Kälte sorgt für sinkende Gasspeicher-Füllstände

16. Dezember 2022, Brüssel
Manometer auf dem Gelände eines Untergrund-Gasspeichers
 - Bad Lauchstädt, APA/dpa-Zentralbild

In Europas Gasspeichern führt die Kältewelle zu sinkenden Füllständen, wenn auch weiter auf hohem Niveau. Für Österreich gibt die Plattform ACSI einen Füllstand von 87,6 Prozent an (Mittwoch) und einen Rückgang um 0,7 Prozent zum Vortag. In Deutschland waren die Gasspeicher zuletzt 90,2 Prozent gefüllt. Das war ein Prozentpunkt weniger als am Vortag. Zuletzt war am 27. November in Deutschland Gas eingespeichert worden. Seitdem geht die Füllmenge zurück – wie meist im Winter.

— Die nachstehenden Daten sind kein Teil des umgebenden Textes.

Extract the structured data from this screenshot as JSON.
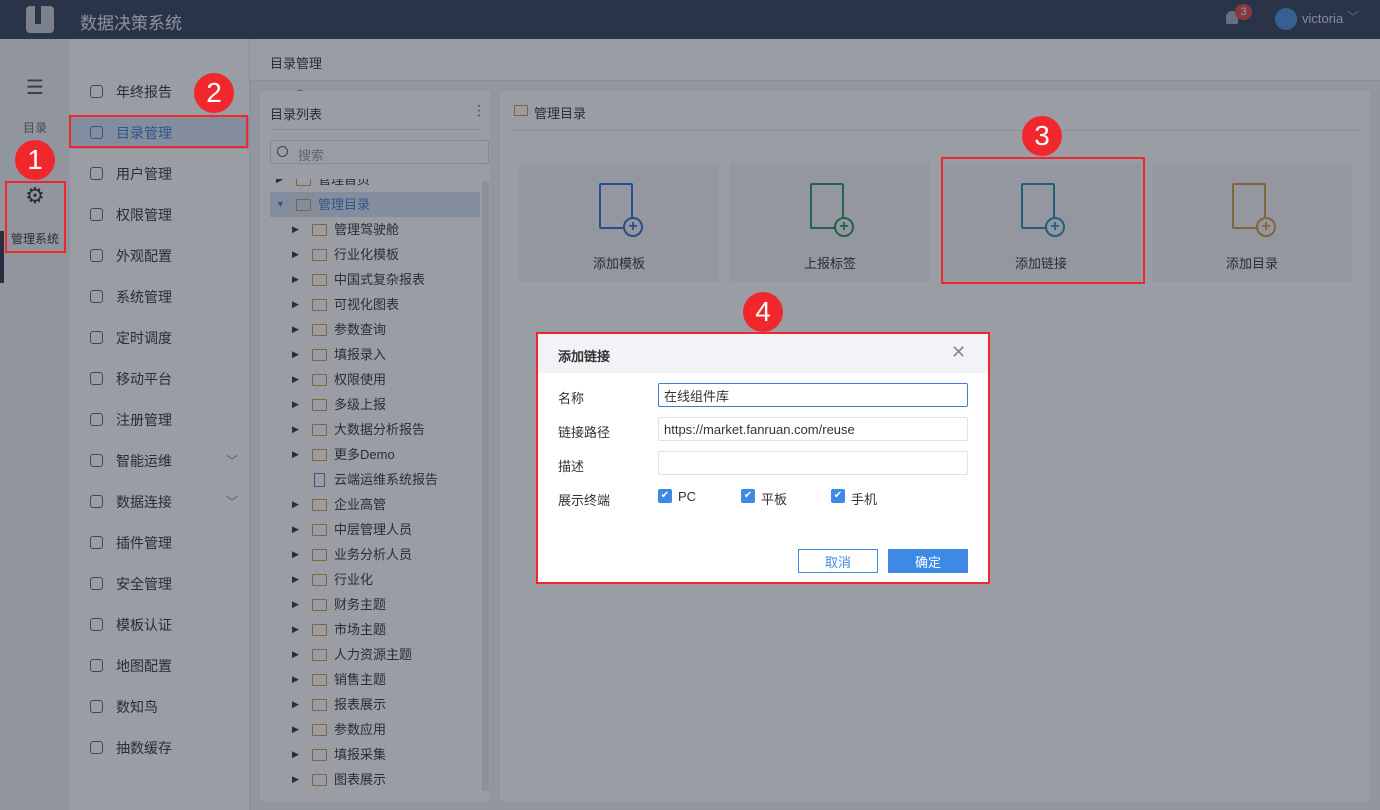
{
  "header": {
    "app_title": "数据决策系统",
    "notifications": "3",
    "user": "victoria"
  },
  "rail": {
    "items": [
      {
        "label": "目录",
        "icon": "list-icon"
      },
      {
        "label": "管理系统",
        "icon": "gear-icon"
      }
    ]
  },
  "menu": {
    "items": [
      {
        "label": "年终报告"
      },
      {
        "label": "目录管理",
        "active": true
      },
      {
        "label": "用户管理"
      },
      {
        "label": "权限管理"
      },
      {
        "label": "外观配置"
      },
      {
        "label": "系统管理"
      },
      {
        "label": "定时调度"
      },
      {
        "label": "移动平台"
      },
      {
        "label": "注册管理"
      },
      {
        "label": "智能运维",
        "expandable": true
      },
      {
        "label": "数据连接",
        "expandable": true
      },
      {
        "label": "插件管理"
      },
      {
        "label": "安全管理"
      },
      {
        "label": "模板认证"
      },
      {
        "label": "地图配置"
      },
      {
        "label": "数知鸟"
      },
      {
        "label": "抽数缓存"
      }
    ]
  },
  "breadcrumb": "目录管理",
  "tree": {
    "title": "目录列表",
    "search_placeholder": "搜索",
    "items": [
      {
        "label": "管理首页",
        "level": 0
      },
      {
        "label": "管理目录",
        "level": 0,
        "expanded": true,
        "selected": true
      },
      {
        "label": "管理驾驶舱"
      },
      {
        "label": "行业化模板"
      },
      {
        "label": "中国式复杂报表"
      },
      {
        "label": "可视化图表"
      },
      {
        "label": "参数查询"
      },
      {
        "label": "填报录入"
      },
      {
        "label": "权限使用"
      },
      {
        "label": "多级上报"
      },
      {
        "label": "大数据分析报告"
      },
      {
        "label": "更多Demo"
      },
      {
        "label": "云端运维系统报告",
        "type": "file"
      },
      {
        "label": "企业高管"
      },
      {
        "label": "中层管理人员"
      },
      {
        "label": "业务分析人员"
      },
      {
        "label": "行业化"
      },
      {
        "label": "财务主题"
      },
      {
        "label": "市场主题"
      },
      {
        "label": "人力资源主题"
      },
      {
        "label": "销售主题"
      },
      {
        "label": "报表展示"
      },
      {
        "label": "参数应用"
      },
      {
        "label": "填报采集"
      },
      {
        "label": "图表展示"
      }
    ]
  },
  "content": {
    "title": "管理目录",
    "cards": [
      {
        "label": "添加模板",
        "icon": "add-template-icon",
        "color": "#2f6fd0"
      },
      {
        "label": "上报标签",
        "icon": "report-tag-icon",
        "color": "#1f9a55"
      },
      {
        "label": "添加链接",
        "icon": "add-link-icon",
        "color": "#2a8ac0"
      },
      {
        "label": "添加目录",
        "icon": "add-folder-icon",
        "color": "#d39a3a"
      }
    ]
  },
  "modal": {
    "title": "添加链接",
    "fields": {
      "name_label": "名称",
      "name_value": "在线组件库",
      "path_label": "链接路径",
      "path_value": "https://market.fanruan.com/reuse",
      "desc_label": "描述",
      "desc_value": "",
      "terminal_label": "展示终端"
    },
    "terminals": [
      {
        "label": "PC",
        "checked": true
      },
      {
        "label": "平板",
        "checked": true
      },
      {
        "label": "手机",
        "checked": true
      }
    ],
    "cancel": "取消",
    "ok": "确定"
  },
  "annotations": [
    "1",
    "2",
    "3",
    "4"
  ],
  "colors": {
    "accent": "#3d8ae6",
    "annotation": "#f0282d",
    "header": "#34405a"
  }
}
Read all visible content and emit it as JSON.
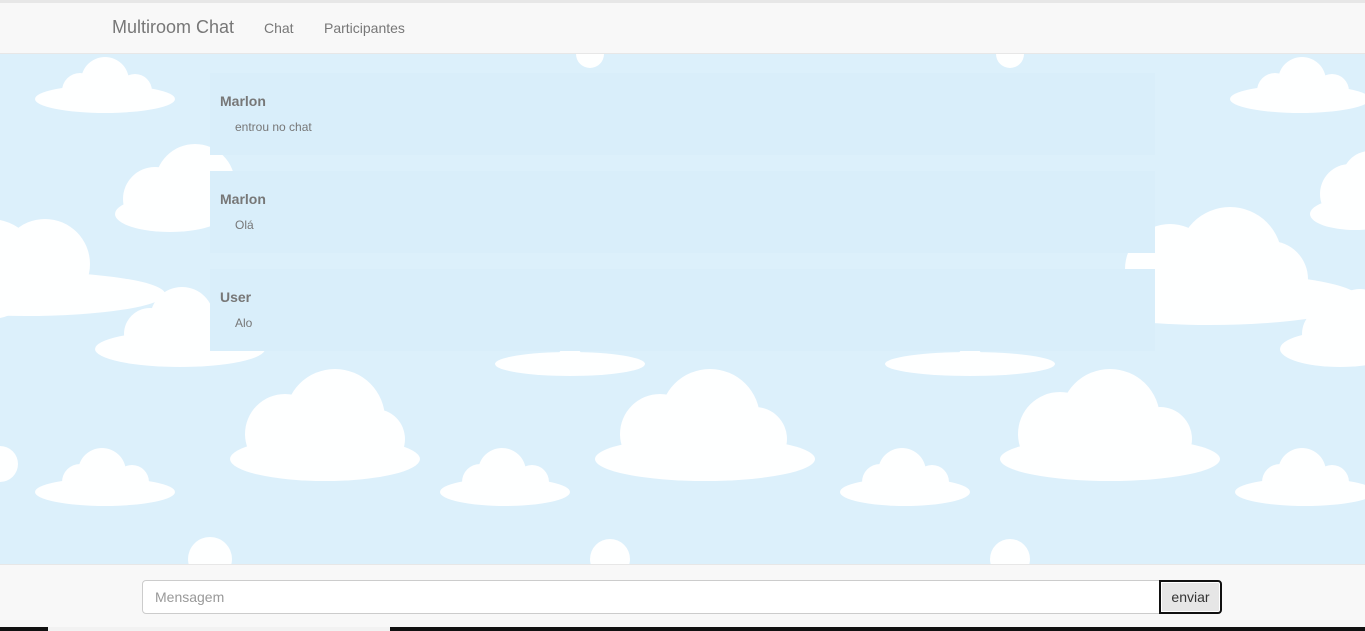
{
  "navbar": {
    "brand": "Multiroom Chat",
    "links": [
      {
        "label": "Chat"
      },
      {
        "label": "Participantes"
      }
    ]
  },
  "messages": [
    {
      "author": "Marlon",
      "text": "entrou no chat"
    },
    {
      "author": "Marlon",
      "text": "Olá"
    },
    {
      "author": "User",
      "text": "Alo"
    }
  ],
  "composer": {
    "placeholder": "Mensagem",
    "value": "",
    "send_label": "enviar"
  },
  "colors": {
    "sky_background": "#dcf0fb",
    "message_background": "#d9eefa",
    "navbar_background": "#f8f8f8",
    "text_muted": "#777777"
  }
}
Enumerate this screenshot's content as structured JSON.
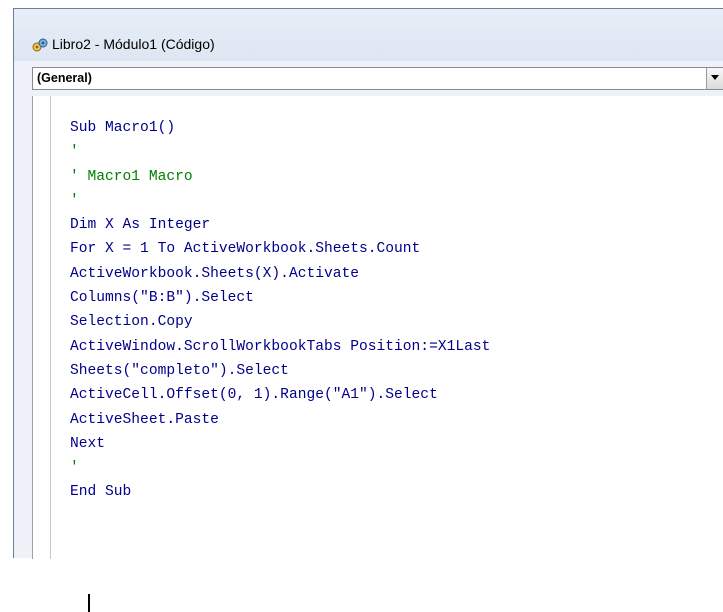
{
  "window": {
    "title": "Libro2 - Módulo1 (Código)",
    "icon": "vba-module-icon"
  },
  "object_combo": {
    "value": "(General)"
  },
  "code_lines": [
    {
      "text": "Sub Macro1()",
      "kind": "code"
    },
    {
      "text": "'",
      "kind": "comment"
    },
    {
      "text": "' Macro1 Macro",
      "kind": "comment"
    },
    {
      "text": "'",
      "kind": "comment"
    },
    {
      "text": "Dim X As Integer",
      "kind": "code"
    },
    {
      "text": "For X = 1 To ActiveWorkbook.Sheets.Count",
      "kind": "code"
    },
    {
      "text": "ActiveWorkbook.Sheets(X).Activate",
      "kind": "code"
    },
    {
      "text": "Columns(\"B:B\").Select",
      "kind": "code"
    },
    {
      "text": "Selection.Copy",
      "kind": "code"
    },
    {
      "text": "ActiveWindow.ScrollWorkbookTabs Position:=X1Last",
      "kind": "code"
    },
    {
      "text": "Sheets(\"completo\").Select",
      "kind": "code"
    },
    {
      "text": "ActiveCell.Offset(0, 1).Range(\"A1\").Select",
      "kind": "code"
    },
    {
      "text": "ActiveSheet.Paste",
      "kind": "code"
    },
    {
      "text": "Next",
      "kind": "code"
    },
    {
      "text": "'",
      "kind": "comment"
    },
    {
      "text": "End Sub",
      "kind": "code"
    }
  ],
  "colors": {
    "code": "#00008b",
    "comment": "#008000"
  }
}
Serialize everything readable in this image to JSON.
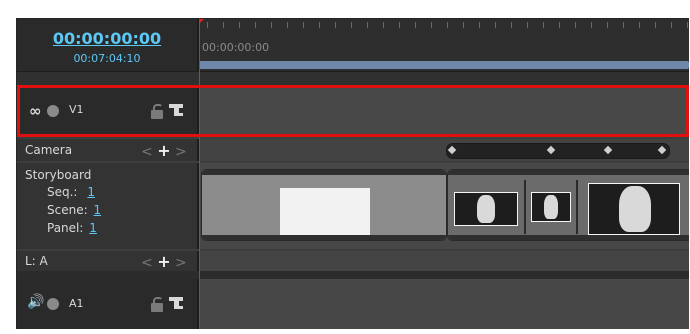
{
  "timecode": {
    "current": "00:00:00:00",
    "duration": "00:07:04:10"
  },
  "ruler": {
    "start_label": "00:00:00:00"
  },
  "tracks": {
    "v1": {
      "label": "V1"
    },
    "camera": {
      "label": "Camera",
      "prev": "<",
      "add": "+",
      "next": ">"
    },
    "storyboard": {
      "label": "Storyboard",
      "seq_label": "Seq.:",
      "seq_value": "1",
      "scene_label": "Scene:",
      "scene_value": "1",
      "panel_label": "Panel:",
      "panel_value": "1"
    },
    "layer": {
      "label": "L: A",
      "prev": "<",
      "add": "+",
      "next": ">"
    },
    "a1": {
      "label": "A1"
    }
  },
  "colors": {
    "accent": "#5cc8f5",
    "playhead": "#d92a2a",
    "highlight": "#e01010",
    "ruler_bar": "#6f87a8"
  },
  "icons": [
    "link-icon",
    "visibility-circle-icon",
    "lock-icon",
    "track-tool-icon",
    "speaker-icon",
    "keyframe-icon"
  ]
}
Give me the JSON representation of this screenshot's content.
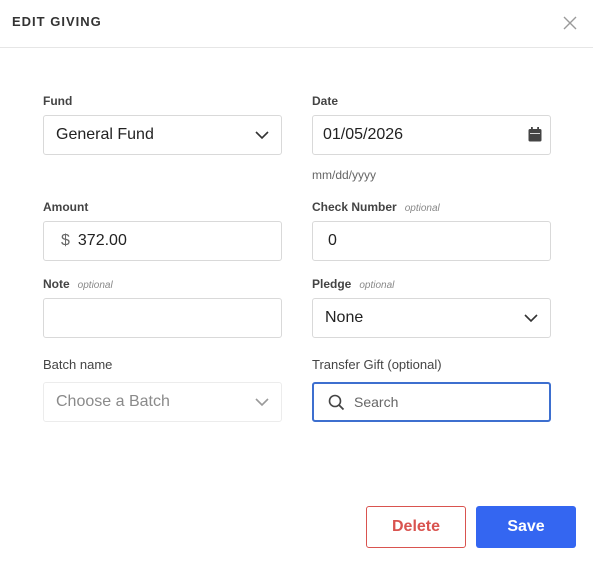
{
  "dialog": {
    "title": "EDIT GIVING"
  },
  "fields": {
    "fund": {
      "label": "Fund",
      "value": "General Fund"
    },
    "date": {
      "label": "Date",
      "value": "01/05/2026",
      "hint": "mm/dd/yyyy"
    },
    "amount": {
      "label": "Amount",
      "currency": "$",
      "value": "372.00"
    },
    "check_number": {
      "label": "Check Number",
      "optional": "optional",
      "value": "0"
    },
    "note": {
      "label": "Note",
      "optional": "optional",
      "value": ""
    },
    "pledge": {
      "label": "Pledge",
      "optional": "optional",
      "value": "None"
    },
    "batch": {
      "label": "Batch name",
      "placeholder": "Choose a Batch"
    },
    "transfer": {
      "label": "Transfer Gift (optional)",
      "placeholder": "Search"
    }
  },
  "actions": {
    "delete_label": "Delete",
    "save_label": "Save"
  },
  "colors": {
    "accent": "#3466f1",
    "danger": "#d9534f",
    "focus_border": "#3d6fcf"
  }
}
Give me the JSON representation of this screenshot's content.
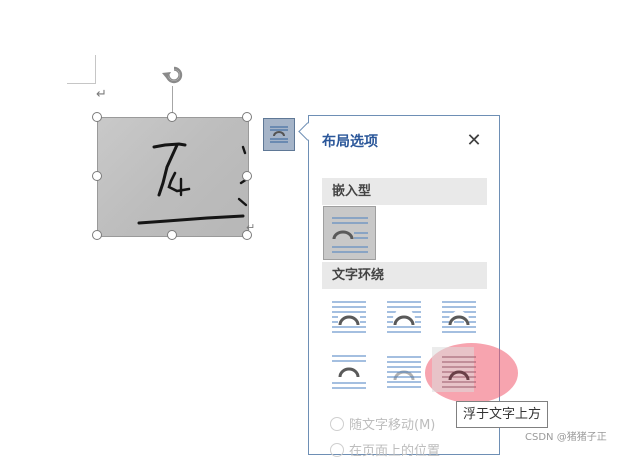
{
  "document": {
    "paragraph_mark": "↵",
    "anchor_mark": "↵"
  },
  "layout_panel": {
    "title": "布局选项",
    "close_label": "✕",
    "section_inline": "嵌入型",
    "section_wrap": "文字环绕",
    "options_wrap": [
      "square",
      "tight",
      "through",
      "top-and-bottom",
      "behind-text",
      "in-front-of-text"
    ],
    "selected_option": "inline",
    "hovered_option": "in-front-of-text",
    "radio_move_with_text": "随文字移动(M)",
    "radio_fix_position": "在页面上的位置"
  },
  "tooltip": {
    "text": "浮于文字上方"
  },
  "watermark": "CSDN @猪猪子正",
  "colors": {
    "accent": "#2b579a",
    "line_blue": "#4a7fc1",
    "hover_red": "#f05a6e"
  }
}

Die Speicher gleichen Schwankungen beim Gasverbrauch aus und bilden damit ein Puffersystem für den Markt. Die Füllstände nehmen nach Beginn der Heizperiode im Herbst üblicherweise ab. In Österreich waren die Gasspeicher im Herbst zu über 90 Prozent gefüllt. In Deutschland war am Vormittag des 14. November sogar ein Füllstand von 100 Prozent verzeichnet worden. Am 1. Februar sollen diese laut Energiewirtschaftsgesetz noch zu 40 Prozent gefüllt sein.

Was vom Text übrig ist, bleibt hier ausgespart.